I remember the day after my all-time favorite Major League Baseball pitcher – Sandy Koufax – hurled a perfect game for my all-time favorite team – the Los Angeles Dodgers.
It was 54 years ago.
I was 16, living in a suburb of the Big Apple.
And I was anxious to stop at a nearby newsstand on my way to school. I wanted to check on what my hero had done the night before.
The Dodgers, by then, had moved to L.A. from Brooklyn, and the time zone difference often made getting up-to-date reports on the team’s West Coast games difficult for me.
But when I got inside that newsstand that day, it seemed to me that Koufax did what he did in time enough to make the front page of every newspaper – big or small – around the world.
What he’d done was a very big deal on the international sports scene:
Koufax, with error-free play by his teammates backing him, prevented from reaching base every one of the minimum 27 batters he faced.
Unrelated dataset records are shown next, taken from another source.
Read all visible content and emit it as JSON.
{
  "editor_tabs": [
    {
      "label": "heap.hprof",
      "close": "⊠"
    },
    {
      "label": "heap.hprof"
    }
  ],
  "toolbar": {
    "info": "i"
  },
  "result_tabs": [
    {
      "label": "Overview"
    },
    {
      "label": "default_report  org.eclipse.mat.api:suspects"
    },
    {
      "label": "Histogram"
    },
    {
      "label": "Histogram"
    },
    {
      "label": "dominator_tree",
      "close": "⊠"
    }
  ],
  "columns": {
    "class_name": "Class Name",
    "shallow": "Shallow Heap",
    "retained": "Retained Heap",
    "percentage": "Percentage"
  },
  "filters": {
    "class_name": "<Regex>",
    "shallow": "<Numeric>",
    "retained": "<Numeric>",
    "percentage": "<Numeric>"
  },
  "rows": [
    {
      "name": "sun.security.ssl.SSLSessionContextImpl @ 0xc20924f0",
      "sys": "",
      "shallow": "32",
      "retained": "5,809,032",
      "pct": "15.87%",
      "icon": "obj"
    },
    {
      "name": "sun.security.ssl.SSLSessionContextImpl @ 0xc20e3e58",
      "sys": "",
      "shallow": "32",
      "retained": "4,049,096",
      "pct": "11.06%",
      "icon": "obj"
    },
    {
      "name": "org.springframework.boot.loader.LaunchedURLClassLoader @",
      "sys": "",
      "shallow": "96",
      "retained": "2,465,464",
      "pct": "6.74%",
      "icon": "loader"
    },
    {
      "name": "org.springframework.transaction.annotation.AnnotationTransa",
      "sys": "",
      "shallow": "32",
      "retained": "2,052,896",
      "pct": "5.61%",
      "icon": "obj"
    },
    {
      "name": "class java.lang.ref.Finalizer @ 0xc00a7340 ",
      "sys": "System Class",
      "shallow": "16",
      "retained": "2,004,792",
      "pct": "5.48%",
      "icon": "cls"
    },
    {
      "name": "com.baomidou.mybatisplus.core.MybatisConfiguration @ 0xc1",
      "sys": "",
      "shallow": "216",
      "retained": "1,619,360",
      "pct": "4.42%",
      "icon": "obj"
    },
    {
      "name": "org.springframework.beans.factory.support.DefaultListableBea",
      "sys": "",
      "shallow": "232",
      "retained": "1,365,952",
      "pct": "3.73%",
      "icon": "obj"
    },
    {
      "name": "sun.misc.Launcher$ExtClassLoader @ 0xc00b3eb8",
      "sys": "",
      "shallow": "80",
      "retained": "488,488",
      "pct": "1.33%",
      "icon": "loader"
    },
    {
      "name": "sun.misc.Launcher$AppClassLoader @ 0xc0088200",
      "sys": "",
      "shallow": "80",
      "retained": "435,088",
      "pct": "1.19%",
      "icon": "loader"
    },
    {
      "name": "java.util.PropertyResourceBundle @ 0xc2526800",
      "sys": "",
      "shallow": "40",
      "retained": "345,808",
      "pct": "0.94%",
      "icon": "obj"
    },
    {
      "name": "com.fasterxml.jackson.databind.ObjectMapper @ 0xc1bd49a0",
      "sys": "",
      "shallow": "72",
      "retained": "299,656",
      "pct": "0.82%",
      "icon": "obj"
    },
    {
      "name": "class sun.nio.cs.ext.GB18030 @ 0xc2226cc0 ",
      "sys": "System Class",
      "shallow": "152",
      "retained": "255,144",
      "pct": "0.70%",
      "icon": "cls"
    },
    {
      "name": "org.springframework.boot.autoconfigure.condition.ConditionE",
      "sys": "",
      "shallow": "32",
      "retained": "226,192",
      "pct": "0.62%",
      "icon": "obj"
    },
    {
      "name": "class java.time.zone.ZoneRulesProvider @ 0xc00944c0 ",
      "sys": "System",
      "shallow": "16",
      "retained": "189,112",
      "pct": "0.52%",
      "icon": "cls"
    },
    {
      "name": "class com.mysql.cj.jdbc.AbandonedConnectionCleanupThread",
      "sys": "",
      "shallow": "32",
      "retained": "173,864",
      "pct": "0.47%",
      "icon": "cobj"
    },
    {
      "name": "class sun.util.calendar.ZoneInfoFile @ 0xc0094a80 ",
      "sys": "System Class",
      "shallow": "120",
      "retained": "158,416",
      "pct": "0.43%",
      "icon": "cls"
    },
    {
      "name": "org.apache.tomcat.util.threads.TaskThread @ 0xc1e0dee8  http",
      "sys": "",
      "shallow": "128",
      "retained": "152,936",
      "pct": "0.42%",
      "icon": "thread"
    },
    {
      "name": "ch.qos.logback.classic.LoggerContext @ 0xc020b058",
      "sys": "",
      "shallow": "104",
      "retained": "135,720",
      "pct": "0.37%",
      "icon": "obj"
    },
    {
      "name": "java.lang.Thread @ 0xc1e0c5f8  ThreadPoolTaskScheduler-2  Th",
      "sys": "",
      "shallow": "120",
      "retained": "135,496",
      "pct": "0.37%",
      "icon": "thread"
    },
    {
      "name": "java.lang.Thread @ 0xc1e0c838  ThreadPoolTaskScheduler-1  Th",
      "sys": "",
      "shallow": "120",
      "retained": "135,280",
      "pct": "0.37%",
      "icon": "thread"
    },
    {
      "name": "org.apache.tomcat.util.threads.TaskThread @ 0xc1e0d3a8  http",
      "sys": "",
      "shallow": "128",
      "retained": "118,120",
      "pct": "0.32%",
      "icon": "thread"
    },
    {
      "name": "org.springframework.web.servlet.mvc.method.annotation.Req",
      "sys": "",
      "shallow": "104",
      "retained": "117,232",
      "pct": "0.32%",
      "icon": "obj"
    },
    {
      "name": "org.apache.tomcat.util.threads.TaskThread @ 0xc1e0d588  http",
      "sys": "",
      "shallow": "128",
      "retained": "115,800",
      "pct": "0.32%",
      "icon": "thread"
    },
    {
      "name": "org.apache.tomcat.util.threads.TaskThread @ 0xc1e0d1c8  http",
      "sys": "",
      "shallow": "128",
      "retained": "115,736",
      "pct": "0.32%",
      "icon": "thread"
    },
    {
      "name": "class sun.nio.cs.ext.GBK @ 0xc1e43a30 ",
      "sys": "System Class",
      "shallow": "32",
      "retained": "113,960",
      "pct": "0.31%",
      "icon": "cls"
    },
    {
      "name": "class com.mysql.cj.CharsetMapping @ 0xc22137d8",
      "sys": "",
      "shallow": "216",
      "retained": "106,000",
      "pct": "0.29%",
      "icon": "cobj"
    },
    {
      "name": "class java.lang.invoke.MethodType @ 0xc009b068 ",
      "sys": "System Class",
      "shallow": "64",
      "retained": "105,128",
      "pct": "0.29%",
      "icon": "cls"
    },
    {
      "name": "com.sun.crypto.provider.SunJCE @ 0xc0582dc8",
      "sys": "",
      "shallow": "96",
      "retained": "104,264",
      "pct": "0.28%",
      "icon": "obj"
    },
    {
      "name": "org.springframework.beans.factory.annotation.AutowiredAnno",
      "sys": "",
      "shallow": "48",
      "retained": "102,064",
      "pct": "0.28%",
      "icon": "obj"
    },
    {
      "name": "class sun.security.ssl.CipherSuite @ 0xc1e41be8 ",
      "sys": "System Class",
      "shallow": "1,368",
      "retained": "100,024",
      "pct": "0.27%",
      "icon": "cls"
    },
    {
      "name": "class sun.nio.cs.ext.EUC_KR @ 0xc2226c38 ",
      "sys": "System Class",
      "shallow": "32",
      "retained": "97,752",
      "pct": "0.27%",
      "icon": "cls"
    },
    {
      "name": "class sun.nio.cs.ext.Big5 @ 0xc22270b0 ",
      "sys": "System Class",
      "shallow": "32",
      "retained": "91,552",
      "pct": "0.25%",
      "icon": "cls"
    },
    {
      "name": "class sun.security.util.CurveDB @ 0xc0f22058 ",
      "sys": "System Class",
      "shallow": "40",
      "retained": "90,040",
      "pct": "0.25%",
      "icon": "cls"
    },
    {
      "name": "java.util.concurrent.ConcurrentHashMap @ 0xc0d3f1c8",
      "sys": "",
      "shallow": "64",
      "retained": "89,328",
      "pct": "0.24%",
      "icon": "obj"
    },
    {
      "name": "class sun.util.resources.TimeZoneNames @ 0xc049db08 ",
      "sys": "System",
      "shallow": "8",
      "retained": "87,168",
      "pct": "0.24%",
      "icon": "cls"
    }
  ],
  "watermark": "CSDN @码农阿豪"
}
In sports, the rare feat remains recognized as a near-impossible accomplishment.
I was overtaken by great joy and great pride for my favorite pitcher and my favorite team.
But certainly, then in my early days of worldly living, I would never have considered this:
That near-impossible human sports feat pales every time in comparison with what Jesus did on Calvary.
In truth, nothing in this world can be compared with it.
Yet I remain convinced that if, somehow, Jesus had been crucified on the same night that Sandy Koufax pitched his perfect game, very few newspapers would have even reported what happened on Calvary.
And those that would have printed the story, likely would have buried it somewhere far back on their inside pages.
Sadly for me, now a longtime Christian, my persuasion in all of that is steeled by the human condition and my experiences in the world:
Of course, as we all know, our weak flesh always makes it hard for all of us mortals to believe in the miraculous nature and actions of God.
We often find it much easier to admire and praise the extraordinary achievements of other carnal beings mainly because we can see them and touch them.
With the devil’s help, too, we can also strive to place in higher regard our consideration of those sports figures and the events in which they participate.
But especially those of us, who make it our custom to gather with fellow saints and worship God on these Lord’s Days, beg the Holy Spirit to help us keep our priority straight:
Jesus, who suffered and died on the cross, went to His grave and rose from death, all to save our souls and clear our way to God, His and our Father.
And today I say no matter what temporal achievements any of us weak-fleshed human beings may reach, we could never top what our Lord did.
His will always be the greatest achievement ever in the world.
With the help of the Holy Spirit and days of worship such as these, we never forget.
All glory belongs to the Father, Son and the Holy Spirit.
Amen.
“Not unto us, O Lord, not unto us, but unto thy name give glory, for thy mercy, and for thy truth’s sake” (Ps.115:1).